The Sting of Uncertainty

She sat today, watching people’s mouths move and sounds escape them, but her ability to process the information was blocked by distraction. Thoughts in and out, racing at an uneven pace, speeding up and slowing down, producing a fluster in the cheeks and a rapid heartbeat. Her anxiety compounded as she thought of home, the feelings of those who occupy it with her, and her own guilt at not being the wife she could be. The guilt runs deep, and resists abatement. Eight years, countless experiences, struggles and triumphs. She wonders why she cannot fathom eight more. For what reason?  It doesn’t make sense.  Is she a bottomless abyss that can never be filled with enough love and attention? If so, how does this strong desire to flee become quieted?  She’s used to seeing things end, she knows the pattern, it’s comfortable for her.

She thinks about the past, and how things were comfortable then too. Instability, unspoken and longed for commitment that was chased after like a dog chasing meat.  She has the commitment now, but is it too little? Why was she okay with chasing after love, when she should have demanded of herself the dignity to only seek it from those willing to provide without prodding?
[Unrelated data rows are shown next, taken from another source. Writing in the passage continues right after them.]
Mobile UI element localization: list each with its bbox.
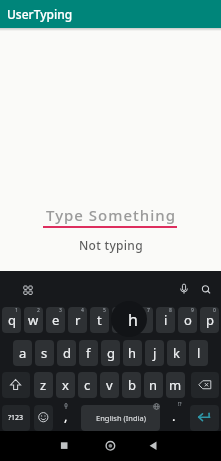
staticText: a — [19, 344, 27, 362]
button[interactable]: w — [24, 307, 43, 333]
staticText: x — [62, 376, 69, 394]
button[interactable]: y — [112, 307, 131, 333]
button[interactable] — [139, 433, 168, 459]
staticText: j — [153, 344, 157, 362]
button[interactable]: u — [134, 307, 153, 333]
button[interactable]: q — [2, 307, 21, 333]
button[interactable] — [81, 405, 160, 431]
button[interactable] — [190, 405, 219, 431]
button[interactable] — [43, 204, 177, 229]
staticText: z — [40, 376, 47, 394]
staticText: 1 — [15, 307, 18, 314]
button[interactable] — [49, 433, 78, 459]
button[interactable]: b — [122, 372, 141, 398]
button[interactable]: d — [57, 340, 76, 366]
button[interactable]: t — [90, 307, 109, 333]
button[interactable] — [2, 372, 30, 398]
button[interactable]: r — [68, 307, 87, 333]
staticText: h — [128, 344, 137, 362]
staticText: d — [63, 344, 71, 362]
button[interactable]: ?123 — [2, 405, 30, 431]
button[interactable]: l — [189, 340, 208, 366]
staticText: g — [107, 344, 115, 362]
staticText: 4 — [81, 307, 84, 314]
button[interactable]: o — [178, 307, 197, 333]
staticText: English (India) — [96, 413, 146, 423]
staticText: Not typing — [79, 237, 143, 253]
button[interactable]: z — [34, 372, 53, 398]
staticText: q — [8, 311, 16, 329]
staticText: !? — [178, 401, 182, 408]
button[interactable]: k — [167, 340, 186, 366]
staticText: h — [128, 309, 138, 329]
staticText: 8 — [169, 307, 172, 314]
button[interactable]: . — [164, 403, 183, 429]
staticText: u — [139, 311, 148, 329]
staticText: , — [64, 407, 68, 425]
button[interactable] — [96, 433, 125, 459]
button[interactable]: i — [156, 307, 175, 333]
staticText: w — [28, 311, 39, 329]
staticText: UserTyping — [7, 6, 73, 22]
staticText: s — [41, 344, 48, 362]
button[interactable]: m — [166, 372, 185, 398]
staticText: b — [128, 376, 136, 394]
staticText: n — [149, 376, 158, 394]
staticText: f — [86, 344, 91, 362]
button[interactable] — [17, 279, 39, 301]
staticText: l — [197, 344, 201, 362]
button[interactable] — [34, 405, 53, 431]
button[interactable]: p — [200, 307, 219, 333]
staticText: ?123 — [8, 413, 24, 423]
staticText: o — [184, 311, 192, 329]
staticText: . — [172, 407, 176, 425]
staticText: k — [173, 344, 180, 362]
button[interactable] — [191, 372, 219, 398]
button[interactable]: h — [123, 340, 142, 366]
button[interactable]: v — [100, 372, 119, 398]
staticText: p — [206, 311, 214, 329]
button[interactable]: n — [144, 372, 163, 398]
staticText: m — [169, 376, 182, 394]
staticText: r — [75, 311, 81, 329]
staticText: 3 — [59, 307, 62, 314]
staticText: 2 — [37, 307, 40, 314]
staticText: 0 — [213, 307, 216, 314]
button[interactable]: f — [79, 340, 98, 366]
button[interactable]: x — [56, 372, 75, 398]
staticText: 7 — [147, 307, 150, 314]
button[interactable] — [173, 279, 195, 301]
button[interactable]: g — [101, 340, 120, 366]
button[interactable]: a — [13, 340, 32, 366]
button[interactable]: s — [35, 340, 54, 366]
staticText: e — [52, 311, 60, 329]
button[interactable]: c — [78, 372, 97, 398]
staticText: 5 — [103, 307, 106, 314]
staticText: c — [84, 376, 91, 394]
button[interactable] — [195, 279, 217, 301]
staticText: i — [164, 311, 168, 329]
button[interactable]: e — [46, 307, 65, 333]
button[interactable]: j — [145, 340, 164, 366]
button[interactable]: , — [56, 403, 75, 429]
staticText: Type Something — [46, 205, 176, 225]
staticText: v — [106, 376, 113, 394]
staticText: t — [97, 311, 102, 329]
staticText: 9 — [191, 307, 194, 314]
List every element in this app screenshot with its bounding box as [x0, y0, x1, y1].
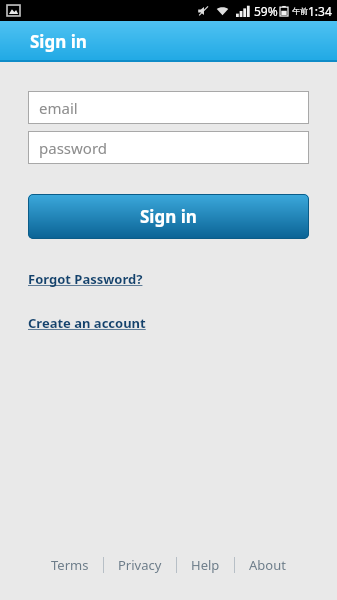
staticText: Privacy — [118, 556, 162, 574]
button[interactable]: Forgot Password? — [28, 270, 143, 288]
button[interactable]: Create an account — [28, 314, 146, 332]
staticText: Help — [191, 556, 220, 574]
staticText: Sign in — [140, 205, 197, 228]
staticText: email — [39, 98, 78, 118]
staticText: Sign in — [30, 30, 87, 53]
staticText: 59% — [254, 3, 278, 19]
staticText: About — [249, 556, 286, 574]
staticText: 1:34 — [308, 3, 332, 19]
button[interactable]: Privacy — [104, 550, 176, 580]
staticText: Create an account — [28, 314, 146, 332]
staticText: Terms — [51, 556, 89, 574]
button[interactable]: email — [28, 91, 309, 124]
staticText: 午前 — [292, 6, 308, 16]
button[interactable]: Help — [177, 550, 234, 580]
staticText: Forgot Password? — [28, 270, 143, 288]
staticText: password — [39, 138, 107, 158]
button[interactable]: Sign in — [28, 194, 309, 239]
button[interactable]: Terms — [37, 550, 103, 580]
button[interactable]: About — [235, 550, 300, 580]
button[interactable]: password — [28, 131, 309, 164]
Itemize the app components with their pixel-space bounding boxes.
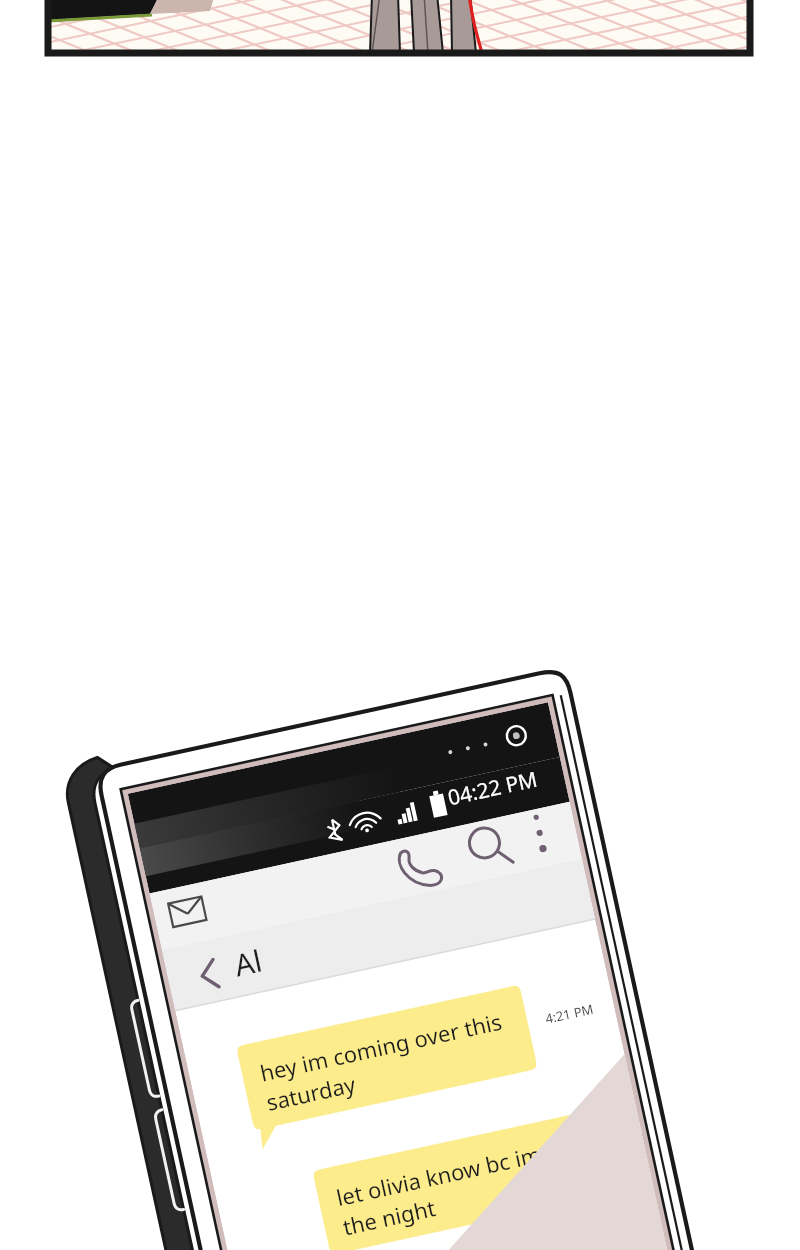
button[interactable]: Comic panel: phone messaging screen — [0, 0, 800, 1250]
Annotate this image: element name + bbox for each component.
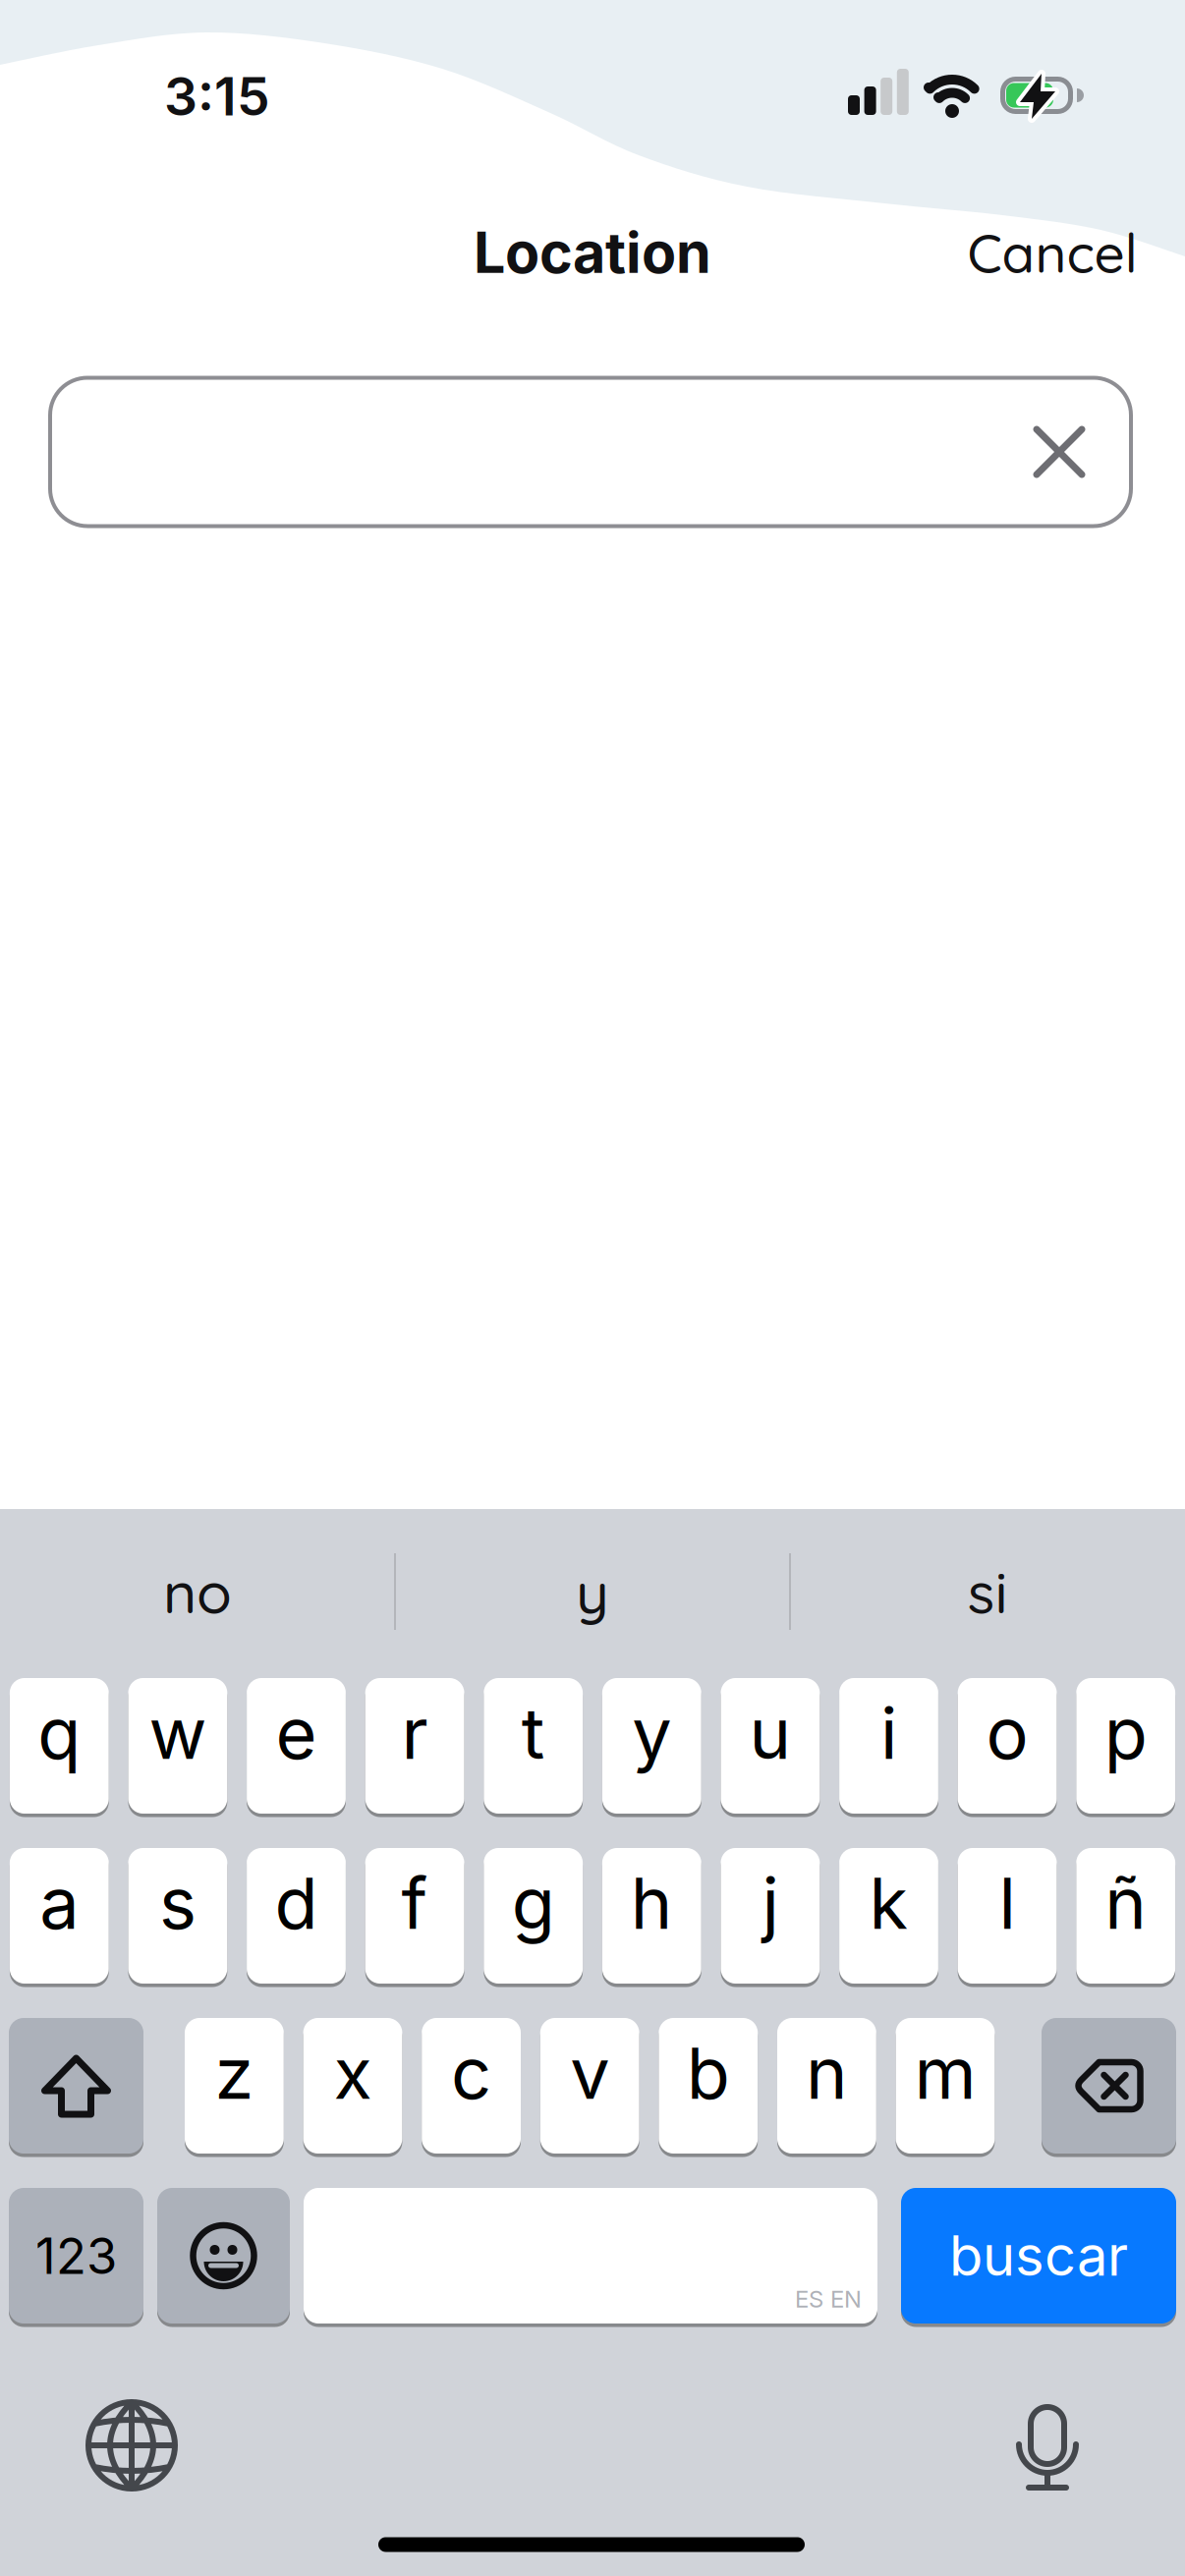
staticText: 123 — [35, 2226, 117, 2286]
button[interactable]: q — [10, 1676, 109, 1816]
button[interactable]: Delete — [1042, 2016, 1176, 2156]
button[interactable]: h — [602, 1846, 701, 1986]
button[interactable]: e — [247, 1676, 346, 1816]
button[interactable]: y — [411, 1548, 774, 1635]
staticText: u — [749, 1690, 791, 1776]
button[interactable]: b — [659, 2016, 758, 2156]
button[interactable]: m — [896, 2016, 995, 2156]
staticText: h — [631, 1860, 673, 1946]
button[interactable]: t — [484, 1676, 583, 1816]
button[interactable]: r — [365, 1676, 464, 1816]
button[interactable]: Clear text — [1027, 420, 1092, 484]
staticText: n — [806, 2030, 848, 2116]
staticText: w — [149, 1690, 207, 1776]
staticText: m — [914, 2030, 976, 2116]
button[interactable]: v — [540, 2016, 639, 2156]
staticText: no — [163, 1556, 232, 1628]
staticText: y — [576, 1556, 609, 1628]
button[interactable]: Search location — [48, 376, 1133, 528]
staticText: e — [276, 1690, 317, 1776]
button[interactable]: l — [958, 1846, 1057, 1986]
button[interactable]: n — [777, 2016, 876, 2156]
staticText: i — [880, 1690, 897, 1776]
button[interactable]: y — [602, 1676, 701, 1816]
button[interactable]: Dictation — [1002, 2399, 1093, 2497]
button[interactable]: 123 — [9, 2186, 143, 2325]
staticText: f — [401, 1860, 428, 1946]
staticText: y — [632, 1690, 671, 1776]
button[interactable]: Space — [304, 2186, 877, 2325]
staticText: k — [869, 1860, 908, 1946]
staticText: s — [159, 1860, 196, 1946]
staticText: p — [1104, 1690, 1147, 1776]
staticText: x — [334, 2030, 372, 2116]
staticText: ñ — [1105, 1860, 1147, 1946]
button[interactable]: buscar — [901, 2186, 1176, 2325]
staticText: q — [38, 1690, 81, 1776]
button[interactable]: g — [484, 1846, 583, 1986]
button[interactable]: z — [185, 2016, 284, 2156]
staticText: buscar — [949, 2222, 1128, 2289]
button[interactable]: Shift — [9, 2016, 143, 2156]
staticText: r — [401, 1690, 428, 1776]
button[interactable]: w — [128, 1676, 227, 1816]
button[interactable]: u — [721, 1676, 820, 1816]
staticText: v — [570, 2030, 609, 2116]
staticText: 3:15 — [164, 65, 270, 128]
button[interactable]: f — [365, 1846, 464, 1986]
button[interactable]: o — [958, 1676, 1057, 1816]
staticText: b — [687, 2030, 730, 2116]
button[interactable]: i — [839, 1676, 938, 1816]
button[interactable]: j — [721, 1846, 820, 1986]
staticText: t — [521, 1690, 545, 1776]
button[interactable]: si — [806, 1548, 1169, 1635]
staticText: a — [40, 1860, 79, 1946]
button[interactable]: s — [128, 1846, 227, 1986]
staticText: g — [512, 1860, 555, 1946]
staticText: l — [999, 1860, 1016, 1946]
staticText: ES EN — [795, 2285, 862, 2313]
staticText: c — [451, 2030, 491, 2116]
button[interactable]: Next keyboard — [85, 2399, 178, 2492]
button[interactable]: Cancel — [967, 219, 1137, 286]
staticText: Location — [474, 218, 711, 287]
button[interactable]: ñ — [1076, 1846, 1175, 1986]
button[interactable]: k — [839, 1846, 938, 1986]
button[interactable]: x — [303, 2016, 402, 2156]
staticText: si — [967, 1556, 1008, 1628]
button[interactable]: d — [247, 1846, 346, 1986]
button[interactable]: Emoji — [157, 2186, 290, 2325]
button[interactable]: no — [16, 1548, 379, 1635]
staticText: o — [986, 1690, 1028, 1776]
staticText: Cancel — [967, 219, 1137, 286]
button[interactable]: a — [10, 1846, 109, 1986]
staticText: z — [215, 2030, 254, 2116]
staticText: d — [275, 1860, 318, 1946]
button[interactable]: p — [1076, 1676, 1175, 1816]
staticText: j — [762, 1860, 779, 1946]
button[interactable]: c — [422, 2016, 521, 2156]
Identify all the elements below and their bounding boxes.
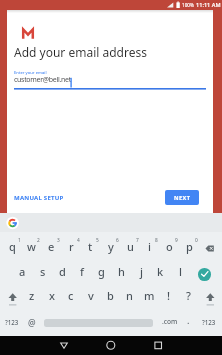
staticText: q <box>9 239 16 254</box>
staticText: p <box>186 239 193 254</box>
staticText: 6 <box>116 237 119 243</box>
button[interactable]: o <box>160 235 179 257</box>
staticText: w <box>27 239 36 254</box>
button[interactable] <box>54 338 74 353</box>
button[interactable]: f <box>72 260 91 282</box>
staticText: l <box>179 264 182 279</box>
staticText: m <box>144 288 155 303</box>
button[interactable]: z <box>22 284 41 306</box>
button[interactable]: u <box>121 235 140 257</box>
staticText: u <box>127 239 134 254</box>
button[interactable] <box>198 268 211 281</box>
staticText: j <box>140 264 143 279</box>
staticText: 3 <box>57 237 60 243</box>
staticText: ?123 <box>5 318 19 326</box>
staticText: Add your email address <box>14 44 147 60</box>
button[interactable]: y <box>101 235 120 257</box>
button[interactable] <box>203 290 218 305</box>
button[interactable]: q <box>3 235 22 257</box>
staticText: NEXT <box>174 194 191 202</box>
button[interactable] <box>101 338 121 353</box>
staticText: b <box>107 288 114 303</box>
staticText: MANUAL SETUP <box>14 194 64 202</box>
button[interactable]: n <box>120 284 139 306</box>
button[interactable]: j <box>132 260 151 282</box>
button[interactable]: h <box>112 260 131 282</box>
button[interactable]: . <box>179 309 198 331</box>
button[interactable]: .com <box>159 310 181 332</box>
staticText: a <box>19 264 26 279</box>
staticText: 2 <box>37 237 40 243</box>
button[interactable]: c <box>61 284 80 306</box>
button[interactable]: x <box>42 284 61 306</box>
staticText: x <box>49 288 55 303</box>
button[interactable]: p <box>180 235 199 257</box>
staticText: r <box>69 239 74 254</box>
button[interactable]: NEXT <box>165 190 199 205</box>
button[interactable]: a <box>13 260 32 282</box>
button[interactable]: MANUAL SETUP <box>10 192 68 204</box>
button[interactable]: ?123 <box>1 311 23 333</box>
staticText: f <box>80 264 84 279</box>
button[interactable]: ?123 <box>198 311 220 333</box>
staticText: 7 <box>136 237 139 243</box>
staticText: . <box>187 314 190 326</box>
button[interactable]: r <box>62 235 81 257</box>
staticText: 5 <box>96 237 99 243</box>
staticText: v <box>88 288 94 303</box>
button[interactable]: t <box>81 235 100 257</box>
button[interactable]: s <box>33 260 52 282</box>
button[interactable] <box>148 338 168 353</box>
staticText: 4 <box>77 237 80 243</box>
button[interactable]: m <box>140 284 159 306</box>
staticText: z <box>29 288 35 303</box>
button[interactable] <box>5 290 20 305</box>
button[interactable]: customer@bell.net <box>14 75 71 85</box>
staticText: 9 <box>175 237 178 243</box>
button[interactable]: @ <box>22 312 41 334</box>
staticText: ?123 <box>202 318 216 326</box>
staticText: c <box>68 288 74 303</box>
staticText: @ <box>28 317 36 329</box>
button[interactable]: g <box>92 260 111 282</box>
button[interactable]: i <box>140 235 159 257</box>
button[interactable]: l <box>171 260 190 282</box>
staticText: ! <box>167 288 171 303</box>
button[interactable]: b <box>101 284 120 306</box>
staticText: 8 <box>155 237 158 243</box>
staticText: 100% <box>182 2 194 8</box>
button[interactable] <box>6 217 19 230</box>
staticText: t <box>88 239 93 254</box>
staticText: 11:11 AM <box>196 1 221 9</box>
staticText: s <box>40 264 46 279</box>
staticText: k <box>157 264 164 279</box>
staticText: d <box>59 264 66 279</box>
button[interactable]: d <box>53 260 72 282</box>
staticText: o <box>166 239 173 254</box>
staticText: n <box>126 288 133 303</box>
staticText: e <box>48 239 55 254</box>
staticText: 0 <box>195 237 198 243</box>
button[interactable]: v <box>81 284 100 306</box>
button[interactable]: w <box>22 235 41 257</box>
staticText: h <box>118 264 125 279</box>
staticText: g <box>98 264 105 279</box>
staticText: .com <box>162 317 178 326</box>
button[interactable]: k <box>151 260 170 282</box>
staticText: ? <box>186 288 191 303</box>
button[interactable] <box>202 240 218 255</box>
button[interactable]: ! <box>159 284 178 306</box>
staticText: 1 <box>18 237 21 243</box>
staticText: i <box>148 239 151 254</box>
staticText: y <box>108 239 114 254</box>
button[interactable]: ? <box>179 284 198 306</box>
button[interactable]: e <box>42 235 61 257</box>
staticText: Enter your email <box>14 70 47 76</box>
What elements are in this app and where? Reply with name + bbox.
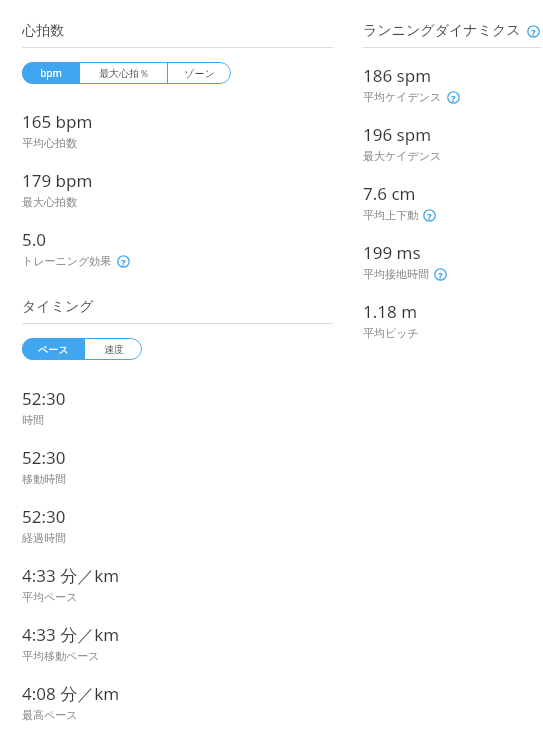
staticText: 平均心拍数 xyxy=(22,136,77,150)
staticText: 平均上下動 xyxy=(363,208,418,222)
staticText: 199 ms xyxy=(363,241,421,264)
staticText: bpm xyxy=(40,66,62,80)
staticText: 平均ケイデンス xyxy=(363,90,442,104)
staticText: タイミング xyxy=(22,298,94,316)
staticText: 1.18 m xyxy=(363,300,418,323)
staticText: 時間 xyxy=(22,413,44,427)
button[interactable]: ヘルプ: 平均上下動 xyxy=(423,209,436,222)
staticText: ? xyxy=(427,210,432,222)
button[interactable]: ペース xyxy=(22,338,85,360)
button[interactable]: 速度 xyxy=(85,338,142,360)
staticText: 4:08 分／km xyxy=(22,682,120,705)
staticText: 最大心拍数 xyxy=(22,195,77,209)
staticText: 平均接地時間 xyxy=(363,267,429,281)
button[interactable]: ゾーン xyxy=(168,62,231,84)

The past doesn’t matter, or at least that’s what she’s told. Focus on today, the present, and be grateful for your circumstance, people say. But they don’t know the hurt that swirls around in her blood, sucking up oxygen, leaving her beating heart restless and torn.

She attempts to learn a new language, where a pat on the back, a shoulder rub, a gentle kiss on the cheek can be accepted by her evolved partner, but memories do not die, and she can hold onto the pain forever. Soft spoken words said in earnest are just as reflective, she doesn’t believe them I’m betting, and it’s a tragedy because she could avoid an endless cycle of pain by nurturing what is in front of her.

Maybe that’s just it.  She is a nurturer, she loves deeply and when her walls are torn down, and her heart given to another, the prospect of disintegration is at first too much to bear, but after years in a dazed fog, following the heart despite what the mind admonishes, an awakening starts and an accounting is required of the mind to appease further discourse.

She hopes the mind will be satisfied soon, or the urge to flee will likely prevail.